File photos. Sockeye salmon wait to be picked from a set net in one of the few openings for east-side, Kenai-area Cook Inlet commercial set-net fishermen last summer.
Redoubt Reporter
There was no lack of data, analysis, statistical models, facts, figures and hypotheses presented at the second meeting of the Upper Cook Inlet Task Force on Jan. 14 at the Challenger Learning Center of Alaska in Kenai.
But for the six hours of answers and information, the main question driving the creation and effort of the task force remains unanswered: If the 2013 Kenai River king and sockeye runs shape up similarly to the 2012 returns, how can the disastrous fishing season that unfolded last year be avoided in the coming one?
While nothing has been settled yet, an answer is coming closer. Work this meeting was advanced by the Alaska Department of Fish and Game’s recent release of its new late-run Kenai River king salmon escapement goal, recommending 15,000 to 30,000 fish be spared from hooks and nets to get upriver to spawn.
The report still is in a draft form undergoing peer review and the revision process, and it’s only an interim figure to be used until the goal comes up for review and revision to the Alaska Board of Game in 2014, in accordance with its regular three-year cycle.
But it represents progress, especially in times of low abundance of kings, as has been the trend in recent years, said Robert Clark, chief fisheries scientist with the Alaska Department of Fish and Game, who gave a presentation on the updated escapement recommendation.
“We need to manage carefully because runs are going to be small in the near term — they just are, it’s a certainly. But this analysis is a breakthrough from our old assessment. Now I think we have a way forward,” he said.
The new goal was developed using king count estimates generated with DIDSON sonar technology, seen as far more accurate than the previously used target-strength estimates produced by split-beam sonar technology. Split beam has been shown to confuse smaller kings with sockeyes, especially when both fish are mixed together in the river. The previous goal range of 17,500 to 35,000 fish was developed using the old sonar estimates. The department switched to using DIDSON technology exclusively at the king sonar site at mile 8.6 last year, but was still using the old escapement goal. Now a DIDSON-based escapement will be tracked with DIDSON sonar.
Keeping better count of the fish is only part of the battle. Deciding how to manage fisheries is the other.
“This 15,000 is our best guess that balances the risk of the fisheries — keeping fisheries viable and going — and balancing that against the risk to the stock in terms of overfishing,” Clark said.

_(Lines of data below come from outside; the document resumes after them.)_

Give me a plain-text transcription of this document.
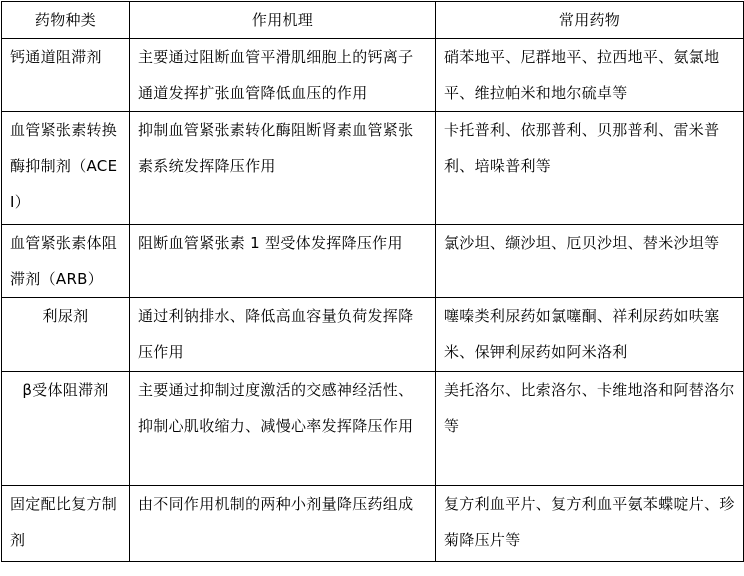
药物种类	作用机理	常用药物
钙通道阻滞剂	主要通过阻断血管平滑肌细胞上的钙离子通道发挥扩张血管降低血压的作用	硝苯地平、尼群地平、拉西地平、氨氯地平、维拉帕米和地尔硫卓等
血管紧张素转换酶抑制剂（ACEI）	抑制血管紧张素转化酶阻断肾素血管紧张素系统发挥降压作用	卡托普利、依那普利、贝那普利、雷米普利、培哚普利等
血管紧张素体阻滞剂（ARB）	阻断血管紧张素 1 型受体发挥降压作用	氯沙坦、缬沙坦、厄贝沙坦、替米沙坦等
利尿剂	通过利钠排水、降低高血容量负荷发挥降压作用	噻嗪类利尿药如氯噻酮、祥利尿药如呋塞米、保钾利尿药如阿米洛利
β受体阻滞剂	主要通过抑制过度激活的交感神经活性、抑制心肌收缩力、减慢心率发挥降压作用	美托洛尔、比索洛尔、卡维地洛和阿替洛尔等
固定配比复方制剂	由不同作用机制的两种小剂量降压药组成	复方利血平片、复方利血平氨苯蝶啶片、珍菊降压片等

That balancing act was particularly difficult under a perfect storm of factors contributing to the maelstrom that became the 2012 Kenai River fishing season. A low early run of Kenai kings in June and poor returns of kings elsewhere in the state raised a red flag that the Kenai late run of kings might also be low. Further supporting that concern was a late arrival of the late run. Meanwhile, a robust return of sockeyes streamed into the river while kings were merely trickling in.
The result was restrictions in the sport and personal-use fisheries on retention of kings, then an all-out in-river closure on king fishing. That triggered a closure of the area’s commercial set-net fishery for sockeye, in order to prevent kings from getting caught in the commercial nets. When it became clear that kings were late more than nonexistent, governing management didn’t allow for creative solutions to address the unusual situation. Save for a few, mostly unproductive openings, the set-netters lost their season, sport fishermen lost much of their Kenai king fishing season and more sockeye than were desired made it upriver, all to protect kings that ended up making escapement.
“The problem with last year really wasn’t abundance, it was how the run showed up, and a lot of it showed up late. In those situations you try to do as a good a job as you can projecting those kinds of problems,” Clark said.